In der Schützengilde ist es seit langer, langer Zeit üblich, dass über die Sitzungen des Collegiums Protokoll geführt wird – ein Quell so mancher Anekdote. So stand schon im ältesten erhaltenen Protokoll vom 14.8.1861, dass außer den drei Freischießen-Bällen sogenannte Casinos, also Bälle, zu Martini im Herbst, zu Weihnachten, zu Ostern und zur „Fastnacht“ gefeiert wurden – sicher auch schon viel früher, und das jedes Jahr.1882 aber wurden die Schützen dieser vielen Bälle überdrüssig. Besonders zur Fastnachtszeit und immer „zu den früheren Bedingungen“ ist dem Protokoll zu entnehmen. Daher beschloss das Collegium im Januar 1882, stattdessen mal einen reinen Herrenabend ohne Damen zu veranstalten. Drei Collegiums-Mitglieder wurden beauftragt, „die nöthigen Schritte dazu zu tun, nach Braunschweig zu reisen, den Hofschauspieler Oskar Fischer für den Abend zu engagieren und sich daselbst über dergleichen Festlichkeiten zu informieren“.

Der Gildebote

Die Gilde „auf Abwegen“ ?-2

Der Herrenabend wurde ein voller Erfolg. Also sollte 1883 erneut ein reiner Herrenabend stattfinden, „aber nur bei genügender Betheiligung von Herren, die Vorträge und dergleichen halten würden“. Es wurde ein Comité gewählt, das die Auswahl der vorgeschlagenen Sachen treffen sollte.

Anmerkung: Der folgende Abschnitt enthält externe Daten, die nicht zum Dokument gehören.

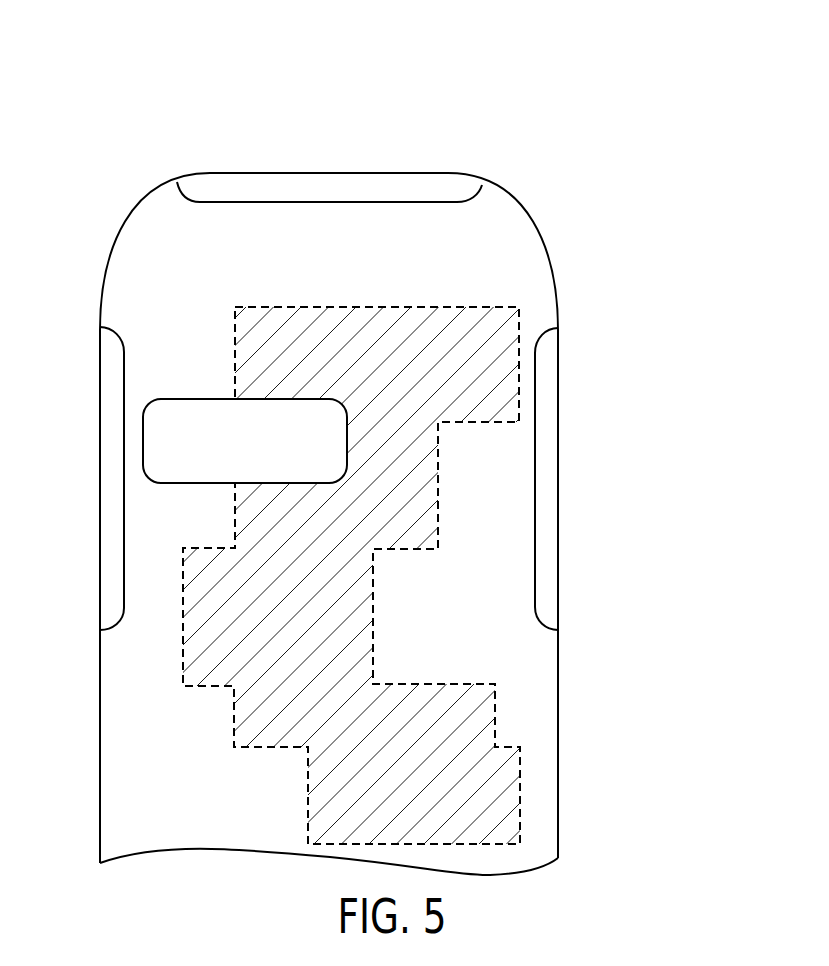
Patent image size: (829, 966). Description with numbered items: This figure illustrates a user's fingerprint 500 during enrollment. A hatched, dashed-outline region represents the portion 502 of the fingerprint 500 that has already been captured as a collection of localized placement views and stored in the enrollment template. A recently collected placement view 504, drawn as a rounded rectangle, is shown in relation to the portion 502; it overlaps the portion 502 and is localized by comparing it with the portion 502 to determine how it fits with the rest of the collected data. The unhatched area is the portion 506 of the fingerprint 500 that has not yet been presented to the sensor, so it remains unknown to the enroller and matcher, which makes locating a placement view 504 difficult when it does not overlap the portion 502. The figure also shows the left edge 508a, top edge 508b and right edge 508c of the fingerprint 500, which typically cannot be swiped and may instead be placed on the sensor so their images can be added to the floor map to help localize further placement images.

The user's fingerprint 500 is at (676, 99).
The portion of the user's fingerprint 502 is at (470, 312).
The placement view 504 is at (196, 398).
The portion of the user's fingerprint 506 is at (462, 603).
The left edge 508a is at (112, 392).
The top edge 508b is at (380, 188).
The right edge 508c is at (547, 460).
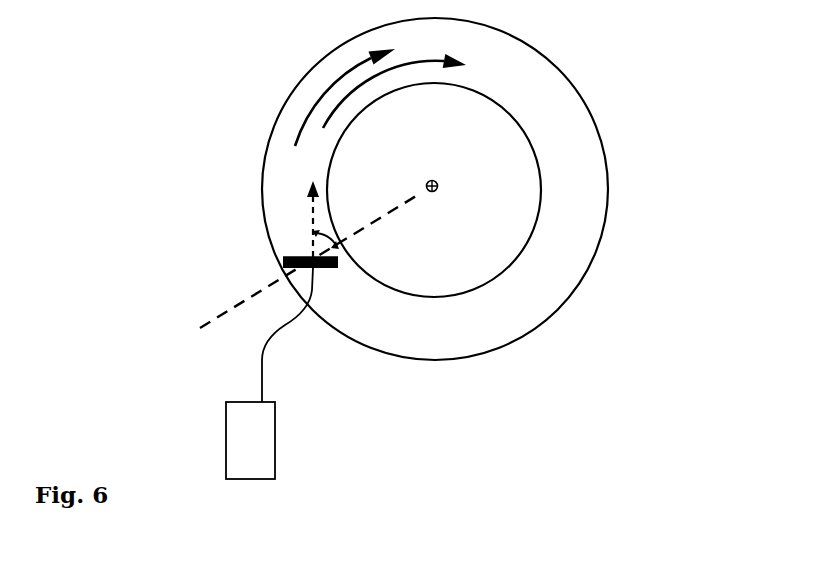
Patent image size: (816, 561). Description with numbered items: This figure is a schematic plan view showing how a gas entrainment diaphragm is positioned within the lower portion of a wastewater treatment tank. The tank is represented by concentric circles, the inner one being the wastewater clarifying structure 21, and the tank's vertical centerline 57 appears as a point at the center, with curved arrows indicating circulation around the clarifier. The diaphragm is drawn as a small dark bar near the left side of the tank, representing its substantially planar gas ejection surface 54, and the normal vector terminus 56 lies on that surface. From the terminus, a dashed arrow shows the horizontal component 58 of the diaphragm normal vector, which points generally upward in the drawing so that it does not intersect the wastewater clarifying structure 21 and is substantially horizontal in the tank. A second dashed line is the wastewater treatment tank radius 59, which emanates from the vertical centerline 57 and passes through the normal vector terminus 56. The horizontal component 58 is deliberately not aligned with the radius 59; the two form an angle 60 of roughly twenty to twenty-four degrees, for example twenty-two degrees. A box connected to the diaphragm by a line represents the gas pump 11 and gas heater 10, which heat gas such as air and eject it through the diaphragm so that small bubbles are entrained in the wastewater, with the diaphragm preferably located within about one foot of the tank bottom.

The wastewater clarifying structure 21 is at (525, 118).
The vertical centerline 57 is at (439, 178).
The wastewater treatment tank radius 59 is at (397, 222).
The horizontal component 58 is at (314, 232).
The angle 60 is at (338, 244).
The substantially planar gas ejection surface 54 is at (290, 257).
The normal vector terminus 56 is at (307, 255).
The gas pump 11 is at (326, 446).
The gas heater 10 is at (280, 448).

Ebenso sollten kostenlose Herrenkappen beschafft und der Saal ausgeschmückt werden. „Nach den Vorträgen soll ein Ball stattfinden für die theilnehmenden Mitglieder und ihre Angehörigen.“ In der Februar-Sitzung stellte man dann fest, dass plötzlich „zu dem projizierten Herrenabend sich zu wenig Herren bei den Aufführungen betheiligen würden, die meisten ihre vorherige Zusage zur Mitwirkung ganz zurück nahmen“. Frustriert wurde beschlossen, einen Herrenabend überhaupt nicht abzuhalten. „Die Frage, ob stattdessen gegenwärtig ein Ball abgehalten werden sollte, wurde ebenfalls abgelehnt.“ Schließlich veranstaltete man dann doch nach einer Kampfabstimmung „anstatt des nicht stattgefundenen Fastnachtsballes“ einen normalen Ball am Sonntag vor Pfingsten.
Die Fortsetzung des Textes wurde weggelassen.